Well hello 2010! A new decade, a new blog. Where to start? As I mean to go on I suppose... with an unedited, unstructured, perhaps unintelligible stream of consciousness, because the primary purpose of this new online space of mine is to ease up some of my own mental space. A wee intro first...

At the risk of sounding pretentious, contrived or clichéd, I've realised I need, or rather could hugely benefit from, having a place to mentally offload without anyone directly telling me I'm crazy, wrong or incomprehensible. The usual problem when I begin to write is that I can't stop (pringle syndrome), or that I get so far from the original point by playing some kind of word-association game with myself that I have no idea why I sat down to write in the first place, so my plan is to limit myself to one general idea each day; it doesn't makes sense to me to spend more time writing about life than living it.

I don't really want to use this blog to talk about specific events, people or places (I have another blog which documented my initial reactions to the great and overwhelming US of A!) but rather to log more general thoughts about life, which of course are in some way shaped by specific experiences. Sometimes I feel as though the perspectives I gain from certain experiences would be beneficial to me (and who knows, maybe someone else) if maintained at other points in life, but I worry that they're only fleeting and easily forgotten, so hopefully this blog can serve as a reminder to myself, just like sniffing the delightful scent of silage or hearing Maroon 5 tunes can instantly transport me back to crawling around Cornwall or dancing around my dorm at school.

Now I should explain the seemingly bizarre blog title... When I was ten I saw a book on my then 17-year-old brother's shelf called Sophie's World by Jostein Gaarder. At that time I thought 'cool, a book with my name in the title, I have to read it'. I had no idea what it was about, no idea at first that it was in fact 'a novel about the history of philosophy', and no idea that, even though 11 years later I still haven't finished it (simply because I'm the world's slowest reader - I've started it about four times and have now bought the audiobook in my determination to get to the end), it would have a profound effect on my life. Without going into too much detail, it reassured me that other people (probably every single person at some stage) thought and wondered in the same way I did, and set in motion my excitement for philosophy.

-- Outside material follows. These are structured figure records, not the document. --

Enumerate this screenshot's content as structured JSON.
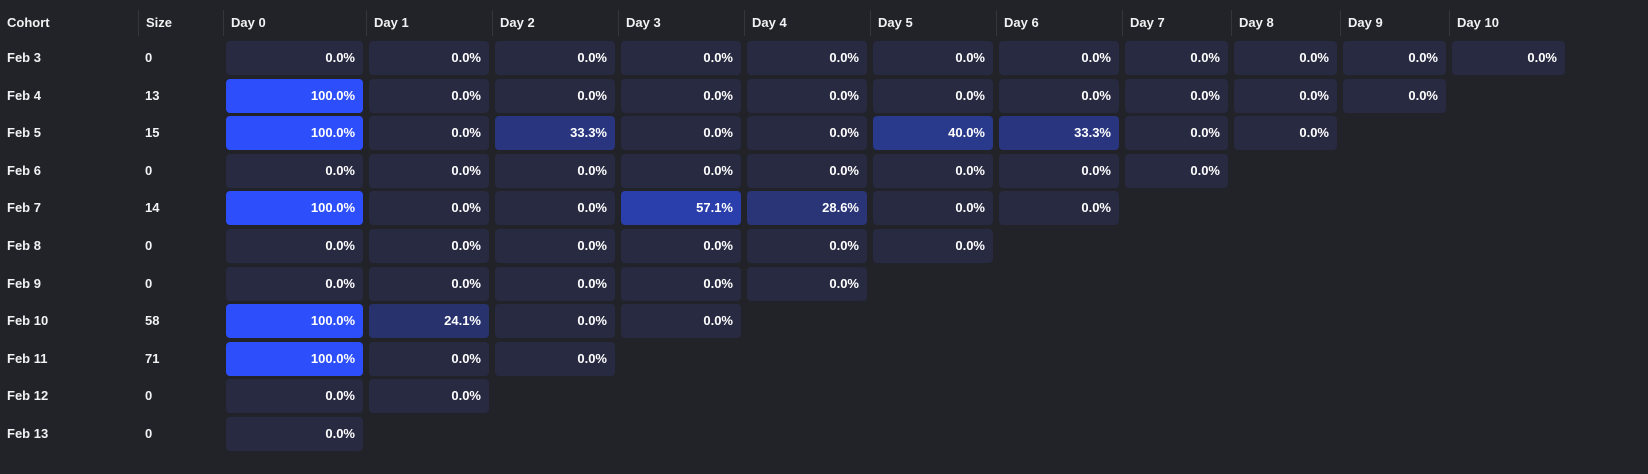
{
  "header": {
    "cohort": "Cohort",
    "size": "Size",
    "days": [
      "Day 0",
      "Day 1",
      "Day 2",
      "Day 3",
      "Day 4",
      "Day 5",
      "Day 6",
      "Day 7",
      "Day 8",
      "Day 9",
      "Day 10"
    ]
  },
  "colors": {
    "background": "#222329",
    "cell_empty": "#272a41",
    "cell_full": "#2d4ffb"
  },
  "rows": [
    {
      "cohort": "Feb 3",
      "size": "0",
      "values": [
        "0.0%",
        "0.0%",
        "0.0%",
        "0.0%",
        "0.0%",
        "0.0%",
        "0.0%",
        "0.0%",
        "0.0%",
        "0.0%",
        "0.0%"
      ]
    },
    {
      "cohort": "Feb 4",
      "size": "13",
      "values": [
        "100.0%",
        "0.0%",
        "0.0%",
        "0.0%",
        "0.0%",
        "0.0%",
        "0.0%",
        "0.0%",
        "0.0%",
        "0.0%"
      ]
    },
    {
      "cohort": "Feb 5",
      "size": "15",
      "values": [
        "100.0%",
        "0.0%",
        "33.3%",
        "0.0%",
        "0.0%",
        "40.0%",
        "33.3%",
        "0.0%",
        "0.0%"
      ]
    },
    {
      "cohort": "Feb 6",
      "size": "0",
      "values": [
        "0.0%",
        "0.0%",
        "0.0%",
        "0.0%",
        "0.0%",
        "0.0%",
        "0.0%",
        "0.0%"
      ]
    },
    {
      "cohort": "Feb 7",
      "size": "14",
      "values": [
        "100.0%",
        "0.0%",
        "0.0%",
        "57.1%",
        "28.6%",
        "0.0%",
        "0.0%"
      ]
    },
    {
      "cohort": "Feb 8",
      "size": "0",
      "values": [
        "0.0%",
        "0.0%",
        "0.0%",
        "0.0%",
        "0.0%",
        "0.0%"
      ]
    },
    {
      "cohort": "Feb 9",
      "size": "0",
      "values": [
        "0.0%",
        "0.0%",
        "0.0%",
        "0.0%",
        "0.0%"
      ]
    },
    {
      "cohort": "Feb 10",
      "size": "58",
      "values": [
        "100.0%",
        "24.1%",
        "0.0%",
        "0.0%"
      ]
    },
    {
      "cohort": "Feb 11",
      "size": "71",
      "values": [
        "100.0%",
        "0.0%",
        "0.0%"
      ]
    },
    {
      "cohort": "Feb 12",
      "size": "0",
      "values": [
        "0.0%",
        "0.0%"
      ]
    },
    {
      "cohort": "Feb 13",
      "size": "0",
      "values": [
        "0.0%"
      ]
    }
  ]
}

The one part of the book that suddenly clicked with me and has remained with me ever since is in chapter two, where Albert Knox tells Sophie that most humans are buried deep inside the fur of a (presumably elephantine) white rabbit, a rabbit which has just been pulled out of a hat by a magician. Philosophers are those humans who feel the urge and dare to climb to the top of the rabbit's hairs to stare into the magician's eyes and attempt to understand the workings of the 'trick'. Since reading that I've always tried to maintain perspective and to question life as if atop the hairs aboard the great rabbit of life(!)... I actually wrote my reactions to this part of the book in a purple notebook when I was 13; maybe I'll track it down and post it up here sometime - could be angsty and entertaining.

Incidentally, my blog profile just revealed to me that my zodiac year is the rabbit. It also just struck me that the title of this blog could easily and alternatively be taken as a reference to my 'rabbiting' on... I think it's time to get onto thought no. 1 of the first decade of the rest of our lives.